The lecture, part of the PBK Visiting Scholar Program, focuses on how parents invest an enormous amount in their children when children are young, and how—perhaps surprisingly—this support continues long after the children are grown and have formed their own households. The talk analyzes patterns of giving from parents to adult children, including the prevalence and magnitude of these transfers. McGarry will explore which children are the primary beneficiaries and if mom really always "liked you best." She will also discuss whether the distribution of transfers depends on the form — cash transfers during a parent's life, versus bequests or schooling investments.
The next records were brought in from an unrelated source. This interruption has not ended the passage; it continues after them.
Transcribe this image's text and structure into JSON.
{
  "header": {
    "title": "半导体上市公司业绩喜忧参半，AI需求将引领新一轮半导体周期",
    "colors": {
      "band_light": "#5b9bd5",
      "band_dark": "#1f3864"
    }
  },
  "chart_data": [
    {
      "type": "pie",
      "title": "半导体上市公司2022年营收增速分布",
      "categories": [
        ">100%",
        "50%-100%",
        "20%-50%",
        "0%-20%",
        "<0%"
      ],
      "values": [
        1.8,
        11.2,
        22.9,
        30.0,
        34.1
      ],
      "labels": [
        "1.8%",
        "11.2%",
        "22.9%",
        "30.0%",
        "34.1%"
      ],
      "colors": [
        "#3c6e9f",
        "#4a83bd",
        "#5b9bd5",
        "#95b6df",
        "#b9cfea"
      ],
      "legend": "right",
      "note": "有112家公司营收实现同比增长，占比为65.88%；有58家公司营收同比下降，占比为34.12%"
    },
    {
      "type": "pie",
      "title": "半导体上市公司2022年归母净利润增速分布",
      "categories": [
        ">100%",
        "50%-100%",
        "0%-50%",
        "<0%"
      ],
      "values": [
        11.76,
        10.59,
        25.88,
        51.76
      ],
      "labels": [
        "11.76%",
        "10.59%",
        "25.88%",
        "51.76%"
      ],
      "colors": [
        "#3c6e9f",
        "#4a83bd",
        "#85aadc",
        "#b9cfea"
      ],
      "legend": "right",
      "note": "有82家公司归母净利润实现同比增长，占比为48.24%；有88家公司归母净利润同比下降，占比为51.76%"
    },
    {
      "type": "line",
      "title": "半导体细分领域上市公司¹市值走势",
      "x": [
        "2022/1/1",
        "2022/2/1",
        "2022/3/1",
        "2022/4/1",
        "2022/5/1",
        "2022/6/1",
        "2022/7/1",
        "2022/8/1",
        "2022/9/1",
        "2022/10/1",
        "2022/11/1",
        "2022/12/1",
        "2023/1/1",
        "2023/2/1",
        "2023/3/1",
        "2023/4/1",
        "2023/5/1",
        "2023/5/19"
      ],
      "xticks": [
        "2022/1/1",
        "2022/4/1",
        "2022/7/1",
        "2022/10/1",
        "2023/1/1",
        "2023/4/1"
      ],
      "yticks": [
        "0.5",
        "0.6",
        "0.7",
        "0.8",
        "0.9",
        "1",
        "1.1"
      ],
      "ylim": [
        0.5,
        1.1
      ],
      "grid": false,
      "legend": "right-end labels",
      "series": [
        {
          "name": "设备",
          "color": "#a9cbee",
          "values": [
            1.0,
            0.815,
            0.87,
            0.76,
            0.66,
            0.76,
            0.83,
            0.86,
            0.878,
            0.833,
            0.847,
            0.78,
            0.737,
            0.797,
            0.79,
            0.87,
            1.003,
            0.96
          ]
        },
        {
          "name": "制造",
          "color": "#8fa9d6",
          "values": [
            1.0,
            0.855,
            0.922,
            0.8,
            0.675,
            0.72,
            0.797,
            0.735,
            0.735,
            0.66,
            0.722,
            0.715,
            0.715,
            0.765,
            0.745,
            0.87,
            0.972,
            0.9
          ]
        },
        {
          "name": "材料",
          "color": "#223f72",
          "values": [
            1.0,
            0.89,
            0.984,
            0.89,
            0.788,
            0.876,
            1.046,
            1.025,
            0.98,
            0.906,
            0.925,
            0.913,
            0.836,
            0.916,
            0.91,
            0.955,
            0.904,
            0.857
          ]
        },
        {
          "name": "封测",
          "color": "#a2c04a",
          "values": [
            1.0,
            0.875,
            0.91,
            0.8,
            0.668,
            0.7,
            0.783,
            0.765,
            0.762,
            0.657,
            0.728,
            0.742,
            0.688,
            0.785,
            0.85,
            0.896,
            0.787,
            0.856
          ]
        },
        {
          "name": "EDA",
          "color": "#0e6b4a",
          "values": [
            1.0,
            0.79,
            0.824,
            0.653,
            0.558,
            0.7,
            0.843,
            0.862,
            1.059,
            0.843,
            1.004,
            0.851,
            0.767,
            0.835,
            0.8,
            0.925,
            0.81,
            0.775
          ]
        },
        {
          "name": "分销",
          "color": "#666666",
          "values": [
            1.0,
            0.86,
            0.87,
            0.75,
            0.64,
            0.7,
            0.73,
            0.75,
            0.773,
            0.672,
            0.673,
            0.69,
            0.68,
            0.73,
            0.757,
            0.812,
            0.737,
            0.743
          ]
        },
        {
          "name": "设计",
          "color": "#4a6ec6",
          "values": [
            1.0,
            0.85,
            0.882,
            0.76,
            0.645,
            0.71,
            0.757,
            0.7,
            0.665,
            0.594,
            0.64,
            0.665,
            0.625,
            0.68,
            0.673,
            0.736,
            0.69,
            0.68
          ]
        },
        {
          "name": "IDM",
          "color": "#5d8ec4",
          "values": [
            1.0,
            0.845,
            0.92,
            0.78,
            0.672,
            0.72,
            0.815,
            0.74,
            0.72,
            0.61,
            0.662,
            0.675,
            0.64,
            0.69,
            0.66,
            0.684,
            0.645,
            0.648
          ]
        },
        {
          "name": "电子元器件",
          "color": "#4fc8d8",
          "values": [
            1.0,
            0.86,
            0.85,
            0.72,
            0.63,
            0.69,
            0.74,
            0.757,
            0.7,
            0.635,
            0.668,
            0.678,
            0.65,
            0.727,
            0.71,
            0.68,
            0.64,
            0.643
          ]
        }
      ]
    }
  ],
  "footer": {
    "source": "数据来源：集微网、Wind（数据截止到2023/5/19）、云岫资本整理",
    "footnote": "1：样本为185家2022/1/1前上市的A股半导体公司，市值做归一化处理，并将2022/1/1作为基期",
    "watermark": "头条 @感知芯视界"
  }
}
In her brown bag session, McGarry will discuss Lyndon B. Johnson's "war on poverty” State of the Union address. In the 50 years since the speech, the poverty rate for the elderly has fallen from 35 percent to just below 10 percent, below that of other age groups and less than one-half of that for children. McGarry will discuss the role of various social insurance programs in this dramatic decline and explain how the poverty rate is currently calculated and the extent to which these numbers accurately depict the situation for the elderly.
McGarry served as senior economist at the White House Council of Economics Advisers and was the Hyatt 1972 Professor of Economics at Dartmouth College (2007-09). She has been a research associate with the National Bureau of Economic Research since 1999. Her fields of interest are public economics, health economics, and the economics of aging and her current research focuses on the long-term care, health, and life insurance markets.
Since 1956, the Phi Beta Kappa Visiting Scholar Program has offered undergraduates the opportunity to spend time with some of America's most distinguished scholars. The purpose of the program is to contribute to the intellectual life of the campus by making possible an exchange of ideas between the Visiting Scholars and the resident faculty and students.
The Phi Beta Kappa Society's intention is to celebrate and advocate excellence in the liberal arts and sciences. Luther's PBK chapter invites for induction the most outstanding arts and sciences students on campus. The Society sponsors activities to advance these studies — the humanities, the social sciences, and the natural sciences — in higher education and in society at large.